Another of the major issues that I have with the established religions is in their handbook… you know, the Bible. I feel that far too many of them view the book as the written word of God, as if he inhabitted the bodies of the authors and guided their hands divinely, crafting each word, and in turn possessed the spirits of each translator throughout history to ensure that nothing was lost. And I just don’t think this is so. My personal belief is that the Bible is a collection of historical fact, oral tradition and moral tales written and bound to be used as a guide to emphasis the qualities of that which should be a “good” life. The reason I cannot believe in the Bible as being the absolute word of God is that there are things in there that actually support the idea that God doesn’t care. The Book of Job, for example. God allows Satan to kill Job’s children and their families in order to prove that Job’s faith is absolute. But what about the faith of those children? Am I to believe that God will, on a whim, decide to end my life just to test the faith of someone else? Or to end the lives of others just to test mine? Setting aside that, however, the Book of Job is a good example of maintaining ones principles through hardship, which is a good thing to teach.

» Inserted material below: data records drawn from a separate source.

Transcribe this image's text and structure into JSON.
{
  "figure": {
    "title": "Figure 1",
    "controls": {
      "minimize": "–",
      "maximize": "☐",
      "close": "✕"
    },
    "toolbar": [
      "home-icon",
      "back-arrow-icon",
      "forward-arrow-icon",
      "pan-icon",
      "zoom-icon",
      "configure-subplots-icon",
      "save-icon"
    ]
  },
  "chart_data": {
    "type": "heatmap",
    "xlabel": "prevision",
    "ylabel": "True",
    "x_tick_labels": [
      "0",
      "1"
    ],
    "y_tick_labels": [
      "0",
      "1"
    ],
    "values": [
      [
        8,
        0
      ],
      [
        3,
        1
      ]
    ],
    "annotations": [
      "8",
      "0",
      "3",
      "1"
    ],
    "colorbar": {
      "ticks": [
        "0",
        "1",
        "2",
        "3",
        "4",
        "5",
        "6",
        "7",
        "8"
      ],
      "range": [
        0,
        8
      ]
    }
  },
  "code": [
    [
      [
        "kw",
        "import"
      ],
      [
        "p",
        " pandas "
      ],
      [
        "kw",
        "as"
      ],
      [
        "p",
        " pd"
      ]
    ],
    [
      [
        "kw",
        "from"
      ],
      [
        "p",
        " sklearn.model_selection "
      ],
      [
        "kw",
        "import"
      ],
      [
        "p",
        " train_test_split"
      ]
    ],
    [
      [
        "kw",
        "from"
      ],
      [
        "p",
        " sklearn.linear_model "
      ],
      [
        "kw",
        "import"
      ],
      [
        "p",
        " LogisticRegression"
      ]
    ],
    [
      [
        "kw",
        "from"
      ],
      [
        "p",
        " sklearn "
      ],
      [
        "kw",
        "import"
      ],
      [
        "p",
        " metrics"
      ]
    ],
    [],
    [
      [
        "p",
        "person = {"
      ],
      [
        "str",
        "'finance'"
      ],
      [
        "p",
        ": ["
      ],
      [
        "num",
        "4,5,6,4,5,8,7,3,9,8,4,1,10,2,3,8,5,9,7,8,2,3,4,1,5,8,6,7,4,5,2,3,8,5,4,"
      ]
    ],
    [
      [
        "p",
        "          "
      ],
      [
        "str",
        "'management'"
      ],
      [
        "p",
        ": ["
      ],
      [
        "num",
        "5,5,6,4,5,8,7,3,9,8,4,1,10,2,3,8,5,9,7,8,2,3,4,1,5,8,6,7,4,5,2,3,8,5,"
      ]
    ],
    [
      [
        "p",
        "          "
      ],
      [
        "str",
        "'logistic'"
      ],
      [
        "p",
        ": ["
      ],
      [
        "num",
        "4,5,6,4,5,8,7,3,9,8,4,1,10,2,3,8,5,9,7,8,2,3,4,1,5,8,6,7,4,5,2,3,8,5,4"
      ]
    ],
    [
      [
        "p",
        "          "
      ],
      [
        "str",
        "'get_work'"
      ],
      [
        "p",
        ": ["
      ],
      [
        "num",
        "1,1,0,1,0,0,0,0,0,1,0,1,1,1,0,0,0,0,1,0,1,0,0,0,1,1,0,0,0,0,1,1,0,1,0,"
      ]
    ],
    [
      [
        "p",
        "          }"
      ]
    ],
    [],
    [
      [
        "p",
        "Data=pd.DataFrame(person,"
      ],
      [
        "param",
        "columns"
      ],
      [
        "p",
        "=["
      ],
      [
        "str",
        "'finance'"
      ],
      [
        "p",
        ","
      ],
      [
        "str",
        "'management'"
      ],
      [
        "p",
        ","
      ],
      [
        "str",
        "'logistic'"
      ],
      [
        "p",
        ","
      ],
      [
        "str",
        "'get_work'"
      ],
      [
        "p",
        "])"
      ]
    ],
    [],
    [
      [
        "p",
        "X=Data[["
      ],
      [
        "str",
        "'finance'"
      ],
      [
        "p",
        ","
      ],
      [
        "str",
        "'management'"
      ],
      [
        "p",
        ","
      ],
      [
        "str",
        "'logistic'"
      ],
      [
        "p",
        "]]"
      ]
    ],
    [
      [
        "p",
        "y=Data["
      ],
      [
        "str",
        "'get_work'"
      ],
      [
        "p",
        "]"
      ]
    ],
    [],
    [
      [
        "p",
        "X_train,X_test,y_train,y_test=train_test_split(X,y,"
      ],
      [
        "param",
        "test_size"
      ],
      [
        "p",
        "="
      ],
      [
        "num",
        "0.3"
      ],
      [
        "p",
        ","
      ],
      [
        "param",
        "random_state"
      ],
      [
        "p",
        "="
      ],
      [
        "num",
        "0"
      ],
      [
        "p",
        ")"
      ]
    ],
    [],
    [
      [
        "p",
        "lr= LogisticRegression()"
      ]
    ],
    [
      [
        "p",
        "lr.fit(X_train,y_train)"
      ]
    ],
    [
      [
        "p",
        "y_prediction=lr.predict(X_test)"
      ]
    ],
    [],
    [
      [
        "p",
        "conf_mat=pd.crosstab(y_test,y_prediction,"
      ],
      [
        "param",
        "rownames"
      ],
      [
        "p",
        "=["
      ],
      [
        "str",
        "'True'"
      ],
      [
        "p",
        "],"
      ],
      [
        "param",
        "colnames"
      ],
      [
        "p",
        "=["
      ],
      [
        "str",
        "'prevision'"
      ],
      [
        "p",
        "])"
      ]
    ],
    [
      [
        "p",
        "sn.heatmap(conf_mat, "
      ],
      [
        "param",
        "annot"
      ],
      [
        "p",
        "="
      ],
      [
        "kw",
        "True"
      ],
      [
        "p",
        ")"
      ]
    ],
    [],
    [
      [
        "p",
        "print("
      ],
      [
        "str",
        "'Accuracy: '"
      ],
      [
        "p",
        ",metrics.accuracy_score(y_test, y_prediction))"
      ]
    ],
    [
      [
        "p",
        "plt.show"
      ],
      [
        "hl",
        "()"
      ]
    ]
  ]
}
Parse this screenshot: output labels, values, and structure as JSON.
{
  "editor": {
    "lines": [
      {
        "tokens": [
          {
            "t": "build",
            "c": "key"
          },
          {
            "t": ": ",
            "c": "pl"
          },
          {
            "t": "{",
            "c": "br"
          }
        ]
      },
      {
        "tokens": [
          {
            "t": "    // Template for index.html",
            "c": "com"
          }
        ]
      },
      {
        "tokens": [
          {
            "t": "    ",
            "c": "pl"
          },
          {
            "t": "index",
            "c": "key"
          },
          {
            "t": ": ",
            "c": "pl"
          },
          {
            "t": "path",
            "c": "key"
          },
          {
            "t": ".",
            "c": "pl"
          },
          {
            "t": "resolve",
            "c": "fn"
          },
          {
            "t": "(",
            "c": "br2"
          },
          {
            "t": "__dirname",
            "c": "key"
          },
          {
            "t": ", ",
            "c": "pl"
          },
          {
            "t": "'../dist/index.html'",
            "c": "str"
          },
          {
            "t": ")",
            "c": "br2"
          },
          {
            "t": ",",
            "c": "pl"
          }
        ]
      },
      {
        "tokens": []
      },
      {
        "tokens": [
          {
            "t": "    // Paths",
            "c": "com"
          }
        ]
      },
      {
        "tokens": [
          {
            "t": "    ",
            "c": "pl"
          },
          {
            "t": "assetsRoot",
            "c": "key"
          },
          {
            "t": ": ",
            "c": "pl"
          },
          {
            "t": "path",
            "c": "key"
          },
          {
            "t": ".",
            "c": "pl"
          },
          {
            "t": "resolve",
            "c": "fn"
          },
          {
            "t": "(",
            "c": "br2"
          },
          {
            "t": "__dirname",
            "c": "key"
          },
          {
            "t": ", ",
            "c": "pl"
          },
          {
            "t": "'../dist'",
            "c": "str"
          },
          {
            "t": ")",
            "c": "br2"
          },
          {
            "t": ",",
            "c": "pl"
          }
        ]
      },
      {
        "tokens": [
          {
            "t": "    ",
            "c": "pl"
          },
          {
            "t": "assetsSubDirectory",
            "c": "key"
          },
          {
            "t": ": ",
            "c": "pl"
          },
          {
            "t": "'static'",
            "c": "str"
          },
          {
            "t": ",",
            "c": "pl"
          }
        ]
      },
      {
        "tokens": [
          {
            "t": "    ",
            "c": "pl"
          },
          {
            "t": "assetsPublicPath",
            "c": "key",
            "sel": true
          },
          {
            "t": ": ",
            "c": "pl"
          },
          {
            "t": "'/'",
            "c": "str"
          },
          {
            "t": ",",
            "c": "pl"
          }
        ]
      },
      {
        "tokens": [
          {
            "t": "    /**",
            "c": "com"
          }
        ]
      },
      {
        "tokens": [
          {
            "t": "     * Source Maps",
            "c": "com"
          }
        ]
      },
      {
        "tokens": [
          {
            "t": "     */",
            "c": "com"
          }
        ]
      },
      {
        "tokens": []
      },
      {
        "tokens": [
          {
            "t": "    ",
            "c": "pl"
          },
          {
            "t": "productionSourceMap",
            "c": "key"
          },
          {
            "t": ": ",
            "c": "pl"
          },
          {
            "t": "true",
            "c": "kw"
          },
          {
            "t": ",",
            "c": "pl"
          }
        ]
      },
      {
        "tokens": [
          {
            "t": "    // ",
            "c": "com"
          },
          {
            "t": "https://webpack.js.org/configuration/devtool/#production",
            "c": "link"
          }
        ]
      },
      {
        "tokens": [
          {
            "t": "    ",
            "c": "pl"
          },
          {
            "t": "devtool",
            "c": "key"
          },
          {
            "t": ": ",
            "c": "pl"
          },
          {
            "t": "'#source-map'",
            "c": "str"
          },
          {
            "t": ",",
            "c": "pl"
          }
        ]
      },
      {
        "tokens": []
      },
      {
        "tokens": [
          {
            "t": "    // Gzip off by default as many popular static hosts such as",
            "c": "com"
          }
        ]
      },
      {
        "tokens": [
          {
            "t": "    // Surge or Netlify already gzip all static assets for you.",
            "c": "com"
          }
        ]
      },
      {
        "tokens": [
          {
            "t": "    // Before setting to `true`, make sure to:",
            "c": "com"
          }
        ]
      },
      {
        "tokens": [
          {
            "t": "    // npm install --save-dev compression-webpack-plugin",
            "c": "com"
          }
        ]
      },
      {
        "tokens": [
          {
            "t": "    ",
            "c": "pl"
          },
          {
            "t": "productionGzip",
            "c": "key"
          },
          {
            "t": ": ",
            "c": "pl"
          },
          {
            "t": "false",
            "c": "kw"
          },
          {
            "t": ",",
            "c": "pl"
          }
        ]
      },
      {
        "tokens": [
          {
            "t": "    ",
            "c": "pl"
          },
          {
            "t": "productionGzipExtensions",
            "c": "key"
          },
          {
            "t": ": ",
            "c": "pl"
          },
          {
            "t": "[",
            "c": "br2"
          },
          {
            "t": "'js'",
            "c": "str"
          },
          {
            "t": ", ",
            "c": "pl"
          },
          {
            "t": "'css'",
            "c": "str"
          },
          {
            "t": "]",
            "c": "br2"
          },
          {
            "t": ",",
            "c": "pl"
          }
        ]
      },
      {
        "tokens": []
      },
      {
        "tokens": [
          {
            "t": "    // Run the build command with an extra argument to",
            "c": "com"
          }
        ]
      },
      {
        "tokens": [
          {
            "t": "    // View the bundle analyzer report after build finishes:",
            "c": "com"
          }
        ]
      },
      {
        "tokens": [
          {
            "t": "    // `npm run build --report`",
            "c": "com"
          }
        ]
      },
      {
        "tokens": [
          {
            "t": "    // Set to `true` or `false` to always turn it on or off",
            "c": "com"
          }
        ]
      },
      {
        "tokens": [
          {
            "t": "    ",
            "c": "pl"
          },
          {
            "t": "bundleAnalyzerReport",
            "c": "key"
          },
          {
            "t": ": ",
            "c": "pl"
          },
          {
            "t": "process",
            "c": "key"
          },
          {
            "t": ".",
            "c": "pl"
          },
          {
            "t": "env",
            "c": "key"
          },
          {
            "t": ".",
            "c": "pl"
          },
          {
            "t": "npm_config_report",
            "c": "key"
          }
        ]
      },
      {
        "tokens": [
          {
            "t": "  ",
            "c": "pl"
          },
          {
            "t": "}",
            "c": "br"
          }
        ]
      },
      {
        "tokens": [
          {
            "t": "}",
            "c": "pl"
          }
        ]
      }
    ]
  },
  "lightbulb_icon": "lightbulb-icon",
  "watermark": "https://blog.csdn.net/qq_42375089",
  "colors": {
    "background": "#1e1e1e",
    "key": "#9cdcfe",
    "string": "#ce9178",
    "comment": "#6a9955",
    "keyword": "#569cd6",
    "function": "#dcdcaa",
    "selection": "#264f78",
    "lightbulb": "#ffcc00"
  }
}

The last major issue that I have with the organized religions is that none of them believe what I feel is true. The major tenet of Christianity is the Holy Trinity, the three that are one, The Father, The Son, and The Holy Spirit. I feel that Christianity has latched onto this idea largely to avoid being a polytheistic religion and to maintain their monotheistic outlook on spirituality, to avoid Jesus worship spinning off a sect away from God worship. They force Jesus and God to be the same so that worshipping one is worshipping the other and vice versa. While I can fully grasp the idea that you could have multiple aspects of a single being be the same whole being, my problem is that if God and Jesus are the same, then the sacrifice of Jesus means nothing. If God is omniscient, omnipotent and omnipresent, and Jesus is God, then Jesus is omniscient, omnipotent and omnipresent. The moment he “died”, he would be release from any mortal constraints and be God again. His descending into hell holds no meaning because he is omnipotent, snaps his fingers and he’s out. If, however, you believe only so far as that Jesus is the mortal son of God (with the ability to perform miracles), then the sacrifice takes on a whole new light… what Jesus says as they crucify him becomes half a conversation. God says to Jesus, and no one else can hear, “Son, I can smite them. I can wipe the earth clean and start again like I did before. I can save you this pain. Just say the word and it will be done.” To which Jesus relies aloud, “Forgive them, Father, for they know not what they do.” All the sudden, Jesus’s sacrifice means everything. He gives his mortal life in order to stay God’s hand, because in us, the flawed creation of God, he sees hope, he sees the ability of us to overcome what we do in ignorance. And then, knowing that by the rules of his own universe that he created Jesus will descend into hell and he won’t be able to help, God lets his son die, and forgives us. That has weight and meaning.

In the end though, the sum of my beliefs can be found here: “I believe in God, and God believes in me, and that’s enough.” With so many religions out there with such core difference in their worship and their organization, this has to be true, because its about the only thing they all hold in common. And if its wrong, that’s alot of people going to hell because God won’t just come out and tell us the truth. Unless God enjoys people killing each other under his various pseudonyms… If I were God, that would make me angry, and I would make them stop. Just show up and say, “Hi, I’m God. These guys are half right, and these guys are about a quarter right, and those guys over there are insane, but be nice to them anyway. Now shut up and build spaceships already, I didn’t create infinity for you just to have a twinkling sky at night.”